Reviews

Richard III

The second production in the Love&Madness residency at Riverside Studios is a modern-dress mounting of one of Shakespeare’s finest and most oft-quoted history plays.

Carl Prekopp‘s Richard falls somewhere between Ian Dury and Alistair Campbell – a suit-sporting smooth talker replete with polio limp and a left hand that seems to be afflicted with Dupuytren’s contracture.

It’s a good interpretation, that improves markedly after a shaky start. In fact, Ben Kidd‘s production is a tidy package all round, featuring a moody electro soundscape (by Sam Ward) and a powerhouse performance from Matthew Sim as Queen Margeret – the play’s dark heart who snaffles many of the best lines (“Why strew’st thou sugar on that bottled spider” sends shivers down the spine).

Sim, along with most of the nine-strong company, is double cast.
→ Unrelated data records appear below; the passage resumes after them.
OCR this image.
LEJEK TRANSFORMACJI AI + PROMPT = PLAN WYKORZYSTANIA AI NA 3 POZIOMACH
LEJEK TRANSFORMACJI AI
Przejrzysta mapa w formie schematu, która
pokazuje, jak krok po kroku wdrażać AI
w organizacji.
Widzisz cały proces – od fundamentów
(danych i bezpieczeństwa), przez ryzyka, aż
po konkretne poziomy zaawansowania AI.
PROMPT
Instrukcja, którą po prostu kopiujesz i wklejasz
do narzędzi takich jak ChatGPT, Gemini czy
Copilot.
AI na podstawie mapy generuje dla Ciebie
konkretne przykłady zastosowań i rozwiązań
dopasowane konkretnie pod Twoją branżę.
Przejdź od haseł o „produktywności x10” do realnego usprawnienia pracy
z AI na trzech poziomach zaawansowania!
This works to mixed effect – Neil Sheppeck does fine work with King Edward and Richmond, but having Gerard McDermott play Clarence and Hastings means that he must plead for his life twice with the same executioner (Jonathan Warde‘s leather jacketed Tyrell).

As Lady Anne, Sadie Frost seems rather uneasy with the verse, and gabbles some lines to the point of inaudibility. Thus the wooing scene (neatly staged using a table as the coffin) is a let down, and it’s left to Candida Benson to give a masterclass in grief-stricken acquiescence as Queen Elizabeth.

I wasn’t entirely sold on Kidd’s trance-dance rendition of the climactic battle – the loud music drowning out some of the key final lines (including “my kingdom for a horse”) – and certainly he could have been more tenacious in his cutting. But otherwise this is an assured production, and by all accounts a marked improvement on the previous offering.